Gemini is moving toward closing one of its biggest legal battles with the U.S. Securities and Exchange Commission (SEC). The dispute stems from the Gemini Earn incident in January 2023, when customer funds were frozen following the platform’s bankruptcy. Many investors were unable to access their assets, sparking a long legal fight.
According to a recent joint filing with U.S. District Judge Edgardo Ramos, Gemini and the SEC have reached “a resolution in principle” that would end the case, pending approval by the Commission. Both sides have asked for a December 15 deadline to submit final paperwork.
This resolution comes at a pivotal time for Gemini, which recently completed its IPO, raising $425 million and pushing its valuation to $3.3 billion.
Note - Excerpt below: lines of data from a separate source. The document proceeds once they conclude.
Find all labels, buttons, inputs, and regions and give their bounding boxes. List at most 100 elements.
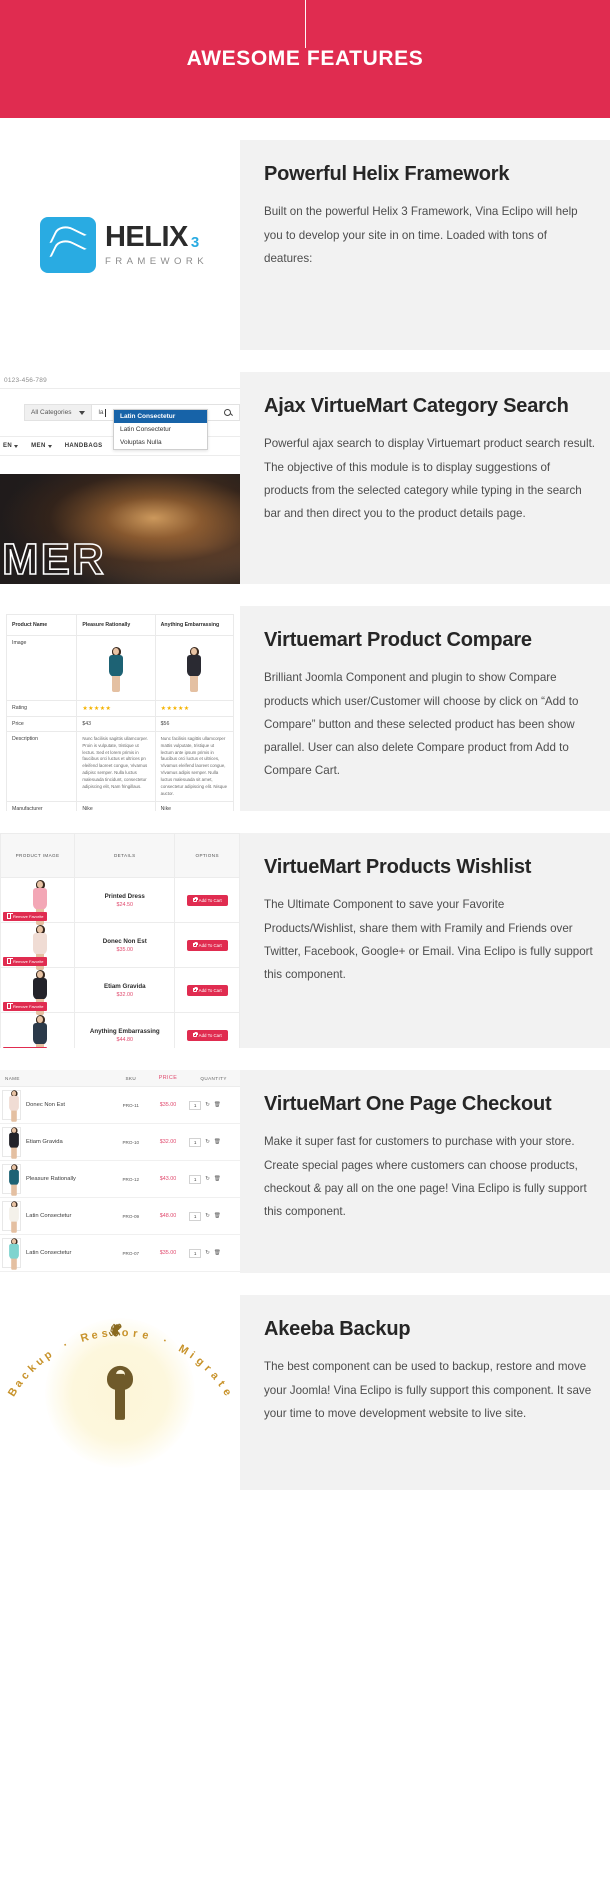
delete-icon[interactable]: 🗑	[214, 1213, 221, 1219]
akeeba-logo: Backup · Restore · Migrate for Jo o m l a! p…	[0, 1295, 240, 1490]
row-label: Description	[5, 730, 78, 803]
product-name-cell: Etiam Gravida	[0, 1123, 113, 1161]
row-label: Rating	[5, 700, 78, 717]
remove-favorite-button[interactable]: Remove Favorite	[3, 1047, 48, 1048]
feature-title: Akeeba Backup	[264, 1318, 411, 1340]
delete-icon[interactable]: 🗑	[214, 1102, 221, 1108]
refresh-icon[interactable]: ↻	[205, 1250, 210, 1256]
table-row: Image	[5, 635, 235, 701]
refresh-icon[interactable]: ↻	[205, 1102, 210, 1108]
search-icon[interactable]	[224, 409, 231, 416]
compare-table: Product Name Pleasure Rationally Anythin…	[0, 606, 240, 811]
nav-item-women[interactable]: EN	[3, 443, 19, 449]
add-to-cart-button[interactable]: Add To Cart	[186, 894, 228, 906]
delete-icon[interactable]: 🗑	[214, 1250, 221, 1256]
shop-phone: 0123-456-789	[4, 376, 47, 384]
remove-favorite-button[interactable]: Remove Favorite	[3, 912, 48, 921]
feature-description: Brilliant Joomla Component and plugin to…	[264, 671, 579, 778]
checkout-table: NAME SKU PRICE QUANTITY Donec Non Est PR…	[0, 1070, 240, 1273]
feature-row-one-page-checkout: NAME SKU PRICE QUANTITY Donec Non Est PR…	[0, 1070, 610, 1273]
category-select[interactable]: All Categories	[24, 404, 93, 421]
product-details-cell: Etiam Gravida $32.00	[74, 967, 176, 1013]
product-name-cell: Latin Consectetur	[0, 1197, 113, 1235]
quantity-input[interactable]: 1	[189, 1211, 202, 1221]
product-quantity-cell: 1 ↻ 🗑	[187, 1234, 240, 1272]
add-to-cart-button[interactable]: Add To Cart	[186, 1029, 228, 1041]
table-row: Pleasure Rationally PRO-12 $43.00 1 ↻ 🗑	[0, 1160, 240, 1198]
chevron-down-icon	[79, 410, 86, 415]
product-options-cell: Add To Cart	[174, 877, 240, 923]
product-options-cell: Add To Cart	[174, 967, 240, 1013]
refresh-icon[interactable]: ↻	[205, 1176, 210, 1182]
product-details-cell: Donec Non Est $35.00	[74, 922, 176, 968]
feature-row-product-compare: Product Name Pleasure Rationally Anythin…	[0, 606, 610, 811]
product-image-cell: Remove Favorite	[0, 1012, 76, 1048]
product-sku: PRO-10	[112, 1123, 149, 1161]
product-name: Latin Consectetur	[26, 1213, 72, 1219]
table-header-row: NAME SKU PRICE QUANTITY	[0, 1070, 240, 1087]
refresh-icon[interactable]: ↻	[205, 1213, 210, 1219]
helix-mark-icon	[39, 217, 96, 273]
product-sku: PRO-11	[112, 1086, 149, 1124]
rating-stars: ★★★★★	[154, 700, 235, 717]
product-manufacturer: Nike	[154, 801, 235, 811]
product-options-cell: Add To Cart	[174, 1012, 240, 1048]
rating-stars: ★★★★★	[76, 700, 156, 717]
product-sku: PRO-09	[112, 1197, 149, 1235]
table-row: Manufacturer Nike Nike	[5, 801, 235, 811]
banner-word: MER	[1, 535, 106, 584]
feature-description: Make it super fast for customers to purc…	[264, 1135, 587, 1218]
delete-icon[interactable]: 🗑	[214, 1139, 221, 1145]
row-label: Product Name	[5, 614, 78, 636]
suggestion-item[interactable]: Latin Consectetur	[114, 410, 207, 423]
refresh-icon[interactable]: ↻	[205, 1139, 210, 1145]
nav-item-handbags[interactable]: HANDBAGS	[65, 443, 103, 449]
checkout-footer: PRODUCT PRICES RESULT $	[0, 1272, 240, 1273]
product-price: $56	[154, 716, 235, 732]
column-header: PRICE	[148, 1070, 188, 1087]
feature-title: Ajax VirtueMart Category Search	[264, 395, 569, 417]
feature-title: VirtueMart One Page Checkout	[264, 1093, 552, 1115]
search-suggestions-dropdown[interactable]: Latin Consectetur Latin Consectetur Volu…	[113, 409, 208, 450]
shop-topbar: 0123-456-789	[0, 372, 240, 389]
nav-item-men[interactable]: MEN	[31, 443, 52, 449]
shop-mockup: 0123-456-789 All Categories la Latin Con…	[0, 372, 240, 584]
quantity-input[interactable]: 1	[189, 1248, 202, 1258]
product-name: Pleasure Rationally	[26, 1176, 76, 1182]
remove-favorite-button[interactable]: Remove Favorite	[3, 957, 48, 966]
suggestion-item[interactable]: Voluptas Nulla	[114, 436, 207, 449]
suggestion-item[interactable]: Latin Consectetur	[114, 423, 207, 436]
table-row: Remove Favorite Etiam Gravida $32.00 Add…	[0, 967, 240, 1015]
product-image-cell: Remove Favorite	[0, 877, 76, 925]
add-to-cart-button[interactable]: Add To Cart	[186, 984, 228, 996]
column-header: NAME	[0, 1070, 113, 1087]
ajax-search-image: 0123-456-789 All Categories la Latin Con…	[0, 372, 240, 584]
product-price: $43	[76, 716, 156, 732]
product-quantity-cell: 1 ↻ 🗑	[187, 1197, 240, 1235]
add-to-cart-button[interactable]: Add To Cart	[186, 939, 228, 951]
product-name: Printed Dress	[104, 892, 145, 900]
quantity-input[interactable]: 1	[189, 1137, 202, 1147]
product-price: $43.00	[148, 1160, 188, 1198]
product-image-cell	[76, 635, 156, 701]
helix-framework-image: HELIX 3 FRAMEWORK	[0, 140, 240, 350]
feature-title: Virtuemart Product Compare	[264, 629, 532, 651]
feature-row-akeeba-backup: Backup · Restore · Migrate for Jo o m l a! p…	[0, 1295, 610, 1490]
product-name-cell: Donec Non Est	[0, 1086, 113, 1124]
delete-icon[interactable]: 🗑	[214, 1176, 221, 1182]
table-row: Etiam Gravida PRO-10 $32.00 1 ↻ 🗑	[0, 1123, 240, 1161]
helix-logo: HELIX 3 FRAMEWORK	[0, 140, 240, 350]
product-sku: PRO-12	[112, 1160, 149, 1198]
product-price: $44.80	[116, 1036, 134, 1043]
product-name: Anything Embarrassing	[154, 614, 235, 636]
quantity-input[interactable]: 1	[189, 1100, 202, 1110]
product-price: $35.00	[148, 1086, 188, 1124]
feature-row-helix: HELIX 3 FRAMEWORK Powerful Helix Framewo…	[0, 140, 610, 350]
product-name: Donec Non Est	[102, 937, 147, 945]
table-header-row: PRODUCT IMAGE DETAILS OPTIONS	[0, 833, 240, 878]
product-name: Donec Non Est	[26, 1102, 65, 1108]
wishlist-table-image: PRODUCT IMAGE DETAILS OPTIONS Remove Fav…	[0, 833, 240, 1048]
remove-favorite-button[interactable]: Remove Favorite	[3, 1002, 48, 1011]
column-header: QUANTITY	[187, 1070, 240, 1087]
quantity-input[interactable]: 1	[189, 1174, 202, 1184]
By settling with the SEC, the crypto exchange appears eager to resolve regulatory challenges while strengthening its position in the market.
However, the case isn’t entirely closed. Legal experts point out that similar disputes, such as Ripple’s battle with the SEC, lingered for months even after reaching preliminary agreements. Investors will likely watch closely to see if Gemini’s deal progresses smoothly.
The settlement also reflects a broader shift in U.S. crypto enforcement under President Trump’s administration. Federal agencies have been winding down several high-profile cases, including an earlier SEC investigation into Gemini. Co-founder Cameron Winklevoss has been vocal about frustrations with regulators, while reports suggest the twins have lobbied against certain federal appointments in the crypto space.
Although the new SEC agreement doesn’t directly tie to these political maneuvers, it underscores a trend: federal scrutiny of crypto firms appears to be softening. For Gemini, resolving the Earn dispute could mark a major step toward regaining customer trust and focusing on expansion in a rapidly evolving industry.